Amendment 438 agreed.

Amendment 439

Moved by

439: Clause 80, page 50, line 43, at beginning insert “in relation to Wales,”

Amendment 439 agreed.

Clause 80, as amended, agreed.

Clause 81 agreed.

Clause 82: Other amendments relating to financial support

Amendments 440 and 441

Moved by

440: Clause 82, page 52, line 34, after “persons” insert “(whether before or after the regulations are made)”

441: Clause 82, page 52, line 46, after “persons” insert “(whether before or after the regulations are made)”

Amendments 440 and 441 agreed.

Clause 82, as amended, agreed.

Amendment 442

Moved by

442: After Clause 82, insert the following new Clause—

“Sharia-compliant student finance: deadline

The Secretary of State must introduce a Sharia-compliant student finance scheme to be available to students expecting to enter tertiary education in the autumn of 2018.”

I am grateful to the noble Lords, Lord Cormack, Lord Willetts and Lord Watson, and the noble and learned Lord, Lord Mackay of Clashfern, for speaking to this amendment. I would say in passing to the noble Lord, Lord Willetts, that his own consultation answers the point he made, as it points out that the unattractiveness of conventional student loans is a matter of major concern to many Muslims. That is the point I was trying to make—and it is still of major concern.

I was going to answer the noble Lord, Lord Watson, in a slightly more prolix way than did the noble and learned Lord, Lord Mackay, but I think the noble and learned Lord made the point very eloquently about the commencement date.

I am extremely disappointed by the Minister’s response, which was so vague and non-committal that it seems to send a message to the Muslim community that it is entirely possible that the next two cohorts of your children will not be able to take a student loan. That is an unsatisfactory situation, as it was nearly five years ago. I am extremely disappointed that the Government have not proposed any method of speeding it up. I acknowledge the point about IT failures, but that is a universal truth. I am not convinced by the apparent complexity that the Government are relying on as a cause for this delay. I have talked to Islamic experts—some of whom were involved in designing the scheme—who have told me explicitly that the scheme itself is judged to be sharia-compliant, and the problem is only one of administration within the Student Loan Company and HMRC. A delay caused by an administrative failure in those agencies is not a good reason to deprive two cohorts of children of funding to go to university.

As I say, I am very disappointed by the Minister’s response. Will the Minister agree to meet me and other interested parties before Report to see whether we can find a way out of an extremely unsatisfactory situation? I do not see a response from the Minister, but perhaps he did not hear what I said. I was inviting him to agree to a meeting with me and other interested parties to discuss whether we can find a way out of this unsatisfactory situation. Since I still do not get a response, I assume that the answer is no—and I shall inquire on Report why that is the case.
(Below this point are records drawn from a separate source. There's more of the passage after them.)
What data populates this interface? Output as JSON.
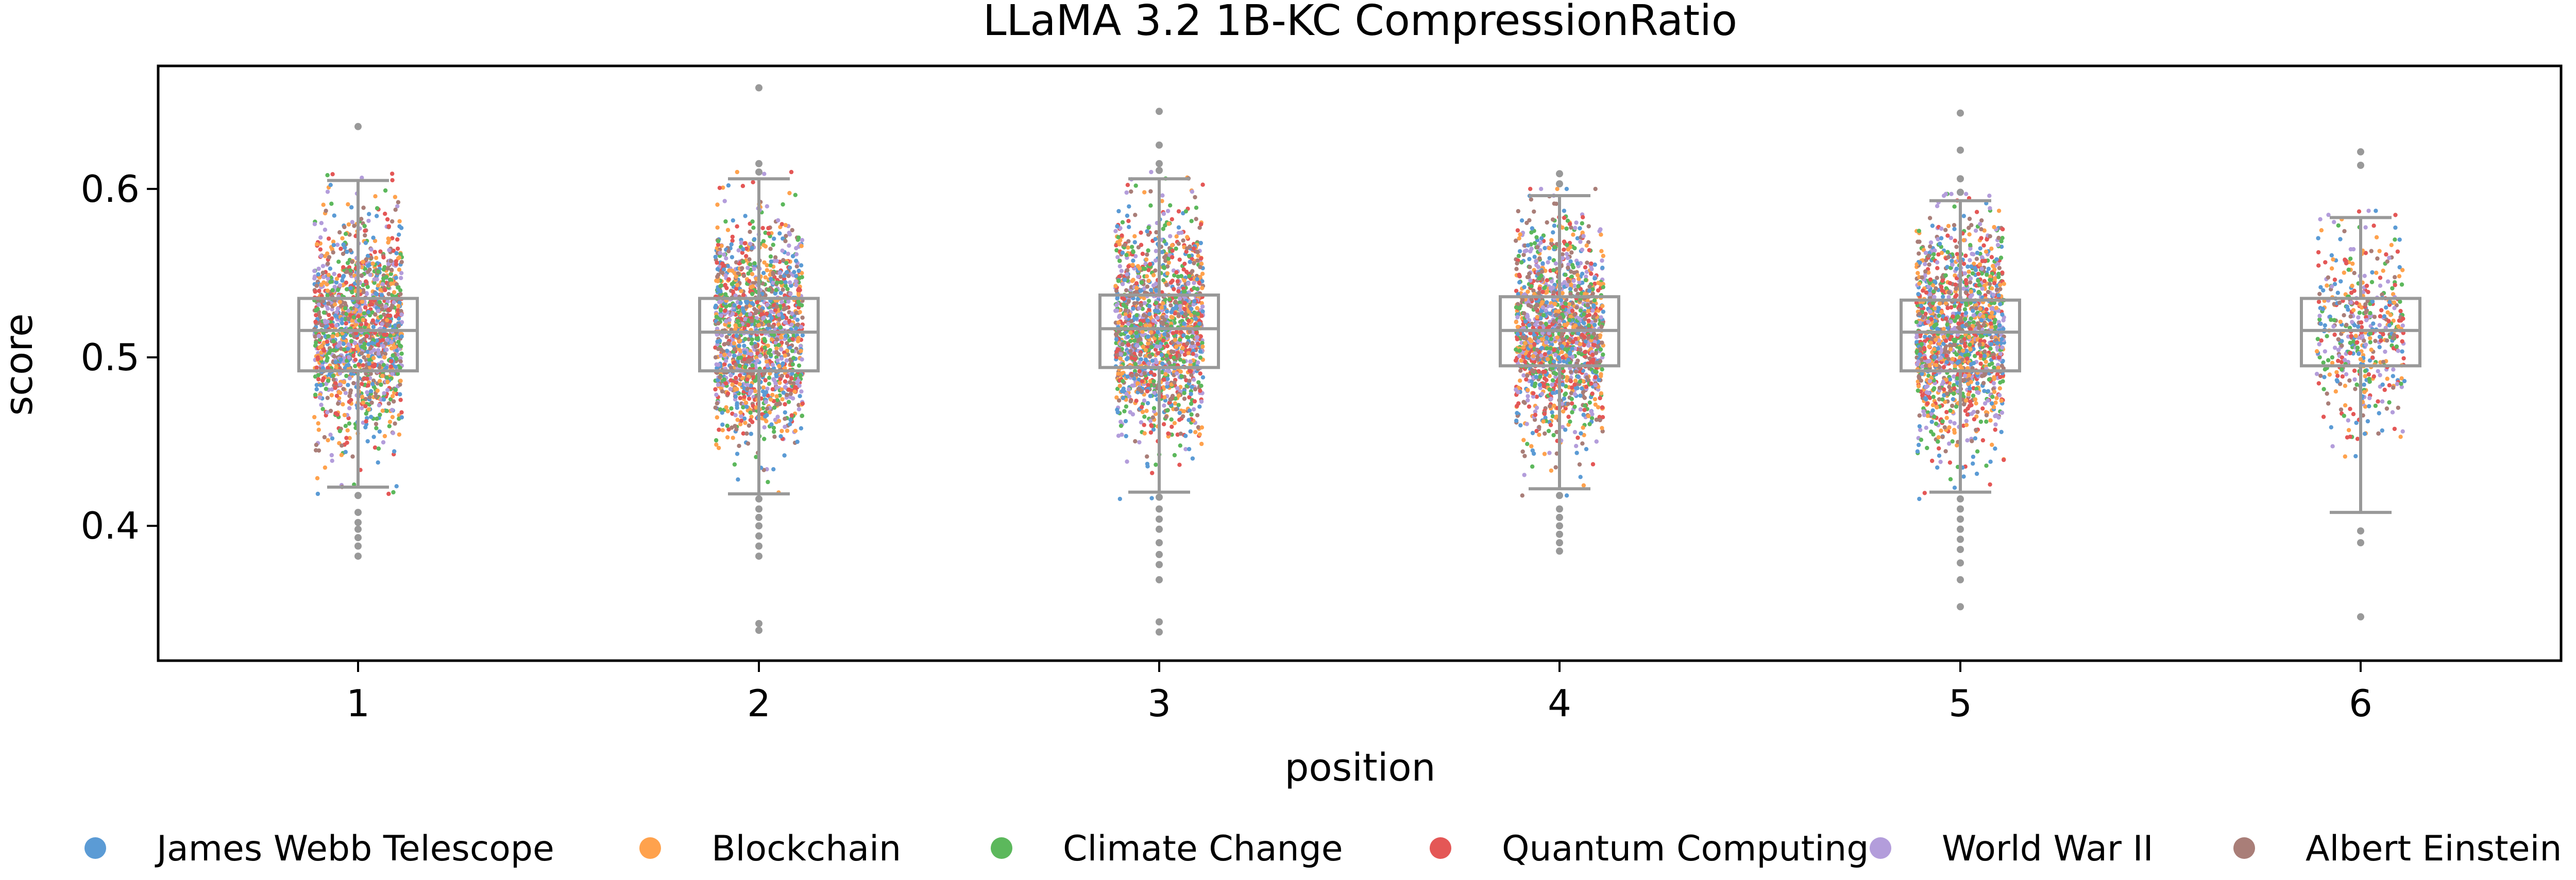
{
  "chart_data": {
    "type": "box_strip",
    "title": "LLaMA 3.2 1B-KC CompressionRatio",
    "xlabel": "position",
    "ylabel": "score",
    "categories": [
      "1",
      "2",
      "3",
      "4",
      "5",
      "6"
    ],
    "ylim": [
      0.32,
      0.673
    ],
    "yticks": [
      {
        "value": 0.4,
        "label": "0.4"
      },
      {
        "value": 0.5,
        "label": "0.5"
      },
      {
        "value": 0.6,
        "label": "0.6"
      }
    ],
    "box_color": "#999999",
    "boxes": [
      {
        "position": "1",
        "q1": 0.492,
        "median": 0.516,
        "q3": 0.535,
        "whisker_low": 0.423,
        "whisker_high": 0.605,
        "outliers": [
          0.637,
          0.418,
          0.408,
          0.402,
          0.398,
          0.393,
          0.388,
          0.382
        ]
      },
      {
        "position": "2",
        "q1": 0.492,
        "median": 0.515,
        "q3": 0.535,
        "whisker_low": 0.419,
        "whisker_high": 0.606,
        "outliers": [
          0.66,
          0.615,
          0.61,
          0.416,
          0.41,
          0.405,
          0.4,
          0.394,
          0.388,
          0.382,
          0.342,
          0.338
        ]
      },
      {
        "position": "3",
        "q1": 0.494,
        "median": 0.517,
        "q3": 0.537,
        "whisker_low": 0.42,
        "whisker_high": 0.606,
        "outliers": [
          0.646,
          0.626,
          0.615,
          0.611,
          0.417,
          0.41,
          0.404,
          0.398,
          0.39,
          0.383,
          0.377,
          0.368,
          0.343,
          0.337
        ]
      },
      {
        "position": "4",
        "q1": 0.495,
        "median": 0.516,
        "q3": 0.536,
        "whisker_low": 0.422,
        "whisker_high": 0.596,
        "outliers": [
          0.609,
          0.603,
          0.418,
          0.41,
          0.405,
          0.4,
          0.395,
          0.39,
          0.385
        ]
      },
      {
        "position": "5",
        "q1": 0.492,
        "median": 0.515,
        "q3": 0.534,
        "whisker_low": 0.42,
        "whisker_high": 0.593,
        "outliers": [
          0.645,
          0.623,
          0.606,
          0.598,
          0.416,
          0.41,
          0.404,
          0.398,
          0.392,
          0.386,
          0.378,
          0.368,
          0.352
        ]
      },
      {
        "position": "6",
        "q1": 0.495,
        "median": 0.516,
        "q3": 0.535,
        "whisker_low": 0.408,
        "whisker_high": 0.583,
        "outliers": [
          0.622,
          0.614,
          0.397,
          0.39,
          0.346
        ]
      }
    ],
    "strip_counts": [
      1500,
      1500,
      1500,
      1500,
      1500,
      480
    ],
    "series": [
      {
        "name": "James Webb Telescope",
        "color": "#5b9bd5"
      },
      {
        "name": "Blockchain",
        "color": "#ffa24d"
      },
      {
        "name": "Climate Change",
        "color": "#5cb85c"
      },
      {
        "name": "Quantum Computing",
        "color": "#e45756"
      },
      {
        "name": "World War II",
        "color": "#b39ddb"
      },
      {
        "name": "Albert Einstein",
        "color": "#a97e78"
      }
    ],
    "legend_position": "bottom"
  }
}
For the moment, I beg leave to withdraw.

We have run into a slight procedural problem, in that Amendments 440 and 441 in a previous group were moved formally when they should have been moved properly and debated. Given that they are of a relatively trivial nature, we can pass over that—unless the noble and learned Lord, Lord Mackay, has read them quickly and found that devastating little point that he always brings in at this stage. We can move on, but we should be a bit more careful in future on that procedural point.

Technically, the noble Lord, Lord Sharkey, spoke to Amendment 442 as part of the earlier group, but the Deputy Chairman has now called the amendment, so it would be appropriate if the Minister made a brief response and then we can move on.